Die Orchestersprache eines Glenn Miller oder Count Basie ist heute pure Nostalgie. Selbst die Erfindungen von Bigband-Neuerern wie Quincy Jones, Gil Evans, Thad Jones oder Maria Schneider sind inzwischen Allgemeingut unter Jazz-Arrangeuren. Doch zum Glück lebt der nicht normierte Bigband-Wahnsinn immer fort. Hier sind sieben besonders verrückte Beispiele.

Die Heimat vieler wild-entfesselter Bigbands ist unser Nachbarland Frankreich. Aus dem südfranzösischen Toulouse kommt die kraftvolle Formation Initiative H, die ihre Alben erstaunlicherweise beim deutschen Label Neuklang veröffentlicht. 2014 erschien ihr Debüt „Deus Ex Machina“, drei wei­tere Scheiben folgten bereits. Die zwölf­köpfige Bigband hat eine Vorliebe für häufige Tempowechsel, verzwickte Arrangements und monströs-düstere Klänge. Sie integriert in ihre Musik auch Rockriffs, stampfende Rhythmen, Electro-Sounds, post-punkige Gitarrenblöcke und psychedelische Vokal-Elemente. Der Journalist Klaus Halama sieht die Band „in der Mitte zwischen Jazz und Rock verortet“: „Es liegt eine abenteuerliche Spannung in der Luft.“ Der Kopf von Initiative H ist der 40-jährige David Hau­drechy, ursprünglich ein klassischer Saxofonist. Neben dem Jazz zählt er Progressive Rock (zum Beispiel King Crimson) und die Musik der Romantik (zum Beispiel Berlioz) zu seinen wichtigsten Einflüssen. Haudrechy ist recht begabt darin, Unterstützer für seine Band zu mobilisieren – auf den Alben prangen bis zu 17 Logos.
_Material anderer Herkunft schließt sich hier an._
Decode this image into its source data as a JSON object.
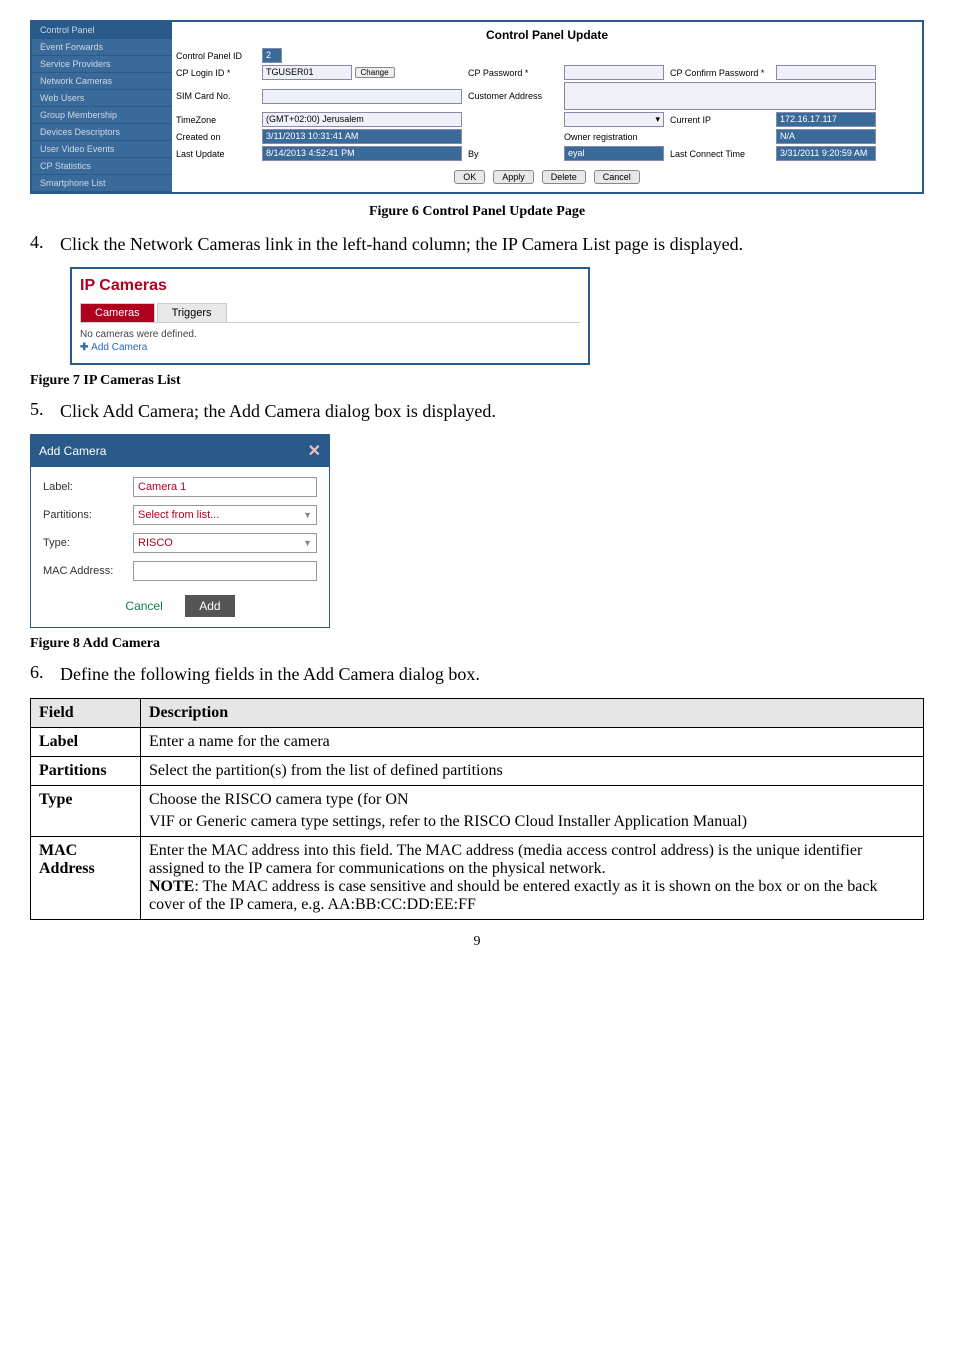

Virtuose und variable Bigband

Wenn Stilistik und Temperament aus dem Ruder laufen, kann Médéric Collignon nicht fern sein. Der Franzose spielt Trompete, genauer gesagt Taschenkornett, und ist in jeder Band, in der er mitmacht, das anarchische Element – ein „absurdistischer Verrückter“, wie ihn ein Kritiker einmal nannte. Nicht nur bei Initiative H hatte er Gastauftritte, auch bei anderen abgefahrenen Orchestern ist er mit dabei. Zum Beispiel bei der Bigband des Jazzpianisten Thierry Maillard, die 2017 ihr erstes Album gemacht hat („Pursuit Of Happiness“). In den acht Stücken wechselt der Charakter der Musik häufig in Sekundenschnelle zwischen schweifender Melodie und zerklüftetem Drama, zwischen Schwärmerei und Klanghärten. Maillards Orchester geht in allen Aspekten in den Superlativ – Virtuosität, Stilvarianz, Ambition. Der Posaunist Daniel Zimmermann nennt das Album „ein Projekt außerhalb der Norm, irrational, ein bisschen verrückt“. Ein besonderer Leckerbissen ist die farbenreiche sechsköpfige Holzbläsersektion.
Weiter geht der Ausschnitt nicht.